The Politics of Humans

Benjamin Davison
ANTH374S18
Published in
3 min readMar 17, 2018

I recently read an article by a researcher at the Massachusetts Institute of Technology by the name of Langdon Winner, titled “Do Artifacts Have Politics?”, which addresses something that is I think rarely discussed in common discourse about the history of modern works of art, architecture, and technology. Winner suggests that “Artifacts”, as in any human-made creation in history, have a political value, that is to say that by the motivation for their creation or by their very function they serve, in one way or another, some political means. Looking at modern creations like the dozens of low-hanging overpass bridges in Long Island, New York, which served in their original design to limit the ability for public transportation to travel into certain areas of the city, just to name one example, it is easy to see how politics can play both explicit and implicit roles human creations.

Image of an overpass in Long Island, too short for this semi-truck to pass under

But what about humans themselves? By this I mean can it be, or is it, the case that humans just as well as human-made creations can be politicized? Firstly, I’d like to clear up any confusion by emphasizing that I am referring to others projecting political meaning onto like people, and not political ideology as a whole. Indeed, what I am more concerned with is how, say, a Republican in power projects his own values onto the Republicans they represent, rather than a Republican projecting onto a Democrat values in which they both disagree.
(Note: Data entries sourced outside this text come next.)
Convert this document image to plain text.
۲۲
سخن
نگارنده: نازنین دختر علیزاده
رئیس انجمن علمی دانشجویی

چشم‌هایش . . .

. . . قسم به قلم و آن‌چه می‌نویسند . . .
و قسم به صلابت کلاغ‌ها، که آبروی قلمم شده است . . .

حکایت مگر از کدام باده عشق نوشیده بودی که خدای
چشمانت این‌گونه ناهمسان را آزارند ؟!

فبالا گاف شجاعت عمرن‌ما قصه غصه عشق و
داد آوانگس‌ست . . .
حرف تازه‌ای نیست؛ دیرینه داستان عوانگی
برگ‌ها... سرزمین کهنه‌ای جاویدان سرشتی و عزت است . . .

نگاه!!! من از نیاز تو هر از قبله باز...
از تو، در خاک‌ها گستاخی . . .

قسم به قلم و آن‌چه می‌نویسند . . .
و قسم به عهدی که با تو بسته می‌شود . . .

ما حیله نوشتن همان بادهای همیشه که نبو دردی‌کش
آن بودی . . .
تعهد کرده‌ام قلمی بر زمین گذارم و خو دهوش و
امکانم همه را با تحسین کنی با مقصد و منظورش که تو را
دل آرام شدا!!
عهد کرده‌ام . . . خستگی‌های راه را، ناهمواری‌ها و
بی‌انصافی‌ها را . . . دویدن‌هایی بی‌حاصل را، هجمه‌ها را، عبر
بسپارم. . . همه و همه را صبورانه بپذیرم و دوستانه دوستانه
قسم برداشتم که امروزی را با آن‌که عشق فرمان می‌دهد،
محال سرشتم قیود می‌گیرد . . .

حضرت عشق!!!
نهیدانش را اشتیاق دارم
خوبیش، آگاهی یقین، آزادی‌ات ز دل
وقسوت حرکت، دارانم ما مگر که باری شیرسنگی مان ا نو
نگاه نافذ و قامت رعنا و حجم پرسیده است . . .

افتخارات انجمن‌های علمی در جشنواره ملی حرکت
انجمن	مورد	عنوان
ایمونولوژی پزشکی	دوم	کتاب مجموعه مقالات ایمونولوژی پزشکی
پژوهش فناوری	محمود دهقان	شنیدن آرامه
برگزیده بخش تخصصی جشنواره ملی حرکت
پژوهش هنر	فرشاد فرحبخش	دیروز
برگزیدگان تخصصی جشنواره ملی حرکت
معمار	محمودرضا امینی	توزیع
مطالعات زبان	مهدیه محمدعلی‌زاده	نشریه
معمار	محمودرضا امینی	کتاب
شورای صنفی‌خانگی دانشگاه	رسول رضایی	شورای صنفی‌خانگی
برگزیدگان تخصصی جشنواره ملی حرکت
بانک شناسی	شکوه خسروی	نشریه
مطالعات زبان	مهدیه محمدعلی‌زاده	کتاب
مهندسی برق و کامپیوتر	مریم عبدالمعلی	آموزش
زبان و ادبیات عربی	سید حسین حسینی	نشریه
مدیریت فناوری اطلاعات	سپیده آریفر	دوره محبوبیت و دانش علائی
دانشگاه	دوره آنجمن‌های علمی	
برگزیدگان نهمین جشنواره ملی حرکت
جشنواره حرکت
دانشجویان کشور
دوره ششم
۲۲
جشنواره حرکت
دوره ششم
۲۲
We see throughout history that political values are assigned to people for the sake of either maintaining political status or shifting it. This assumption that humans can be assigned political values without said values necessarily being true falls in line with the Theory of Mind. We as humans have the capacity to project our own beliefs onto others, or to think about and understand the way in which our own beliefs differ from others. However, in cases of political power, it is often the case that we dismiss the differences as problematic, and instead vie for the former option of projecting out political beliefs. Politicians typically expect those which they represent to be of like mind, in most respects, so they act with that accordance in mind. This is how politicians are able to make the claim that radical or minute changes to a system, at any level of government, can be “the will of the people”, even if only a small minority of the population actually desires such changes.

To many intellectuals and critics of such politics, especially within the United States, this way of thinking and acting in positions of political power would seem like an example of misconduct. However, this is a theme that it consistent throughout human history. No politician is exempt from making such mistakes as projecting their own goals onto the people. This concept even coincides with the overpasses of Long Island mentioned above, where even though the bridges were built between the 1920s and the 1970s, it is still the case that they were never renovated nor were the heights of subsequent overpasses adjusted in order to accommodate for the clear bias that their construction had on (typically poor and/or PoC) individuals who utilized public transportation. The Long Island case is an example of how, despite knowledge of the political functions projected onto the architecture, it was not changed.

We like to believe that everyone around us believes the same things we do. And of course, when finding differences, there is no way to properly accommodate everyone. However, it is important for both individuals as members of a politic and those in power as heads of a politic to consider who it is they represent, in all of their decisions, to ensure that the politicization of the masses does not only positively affect a minority of the population, but the population as whole.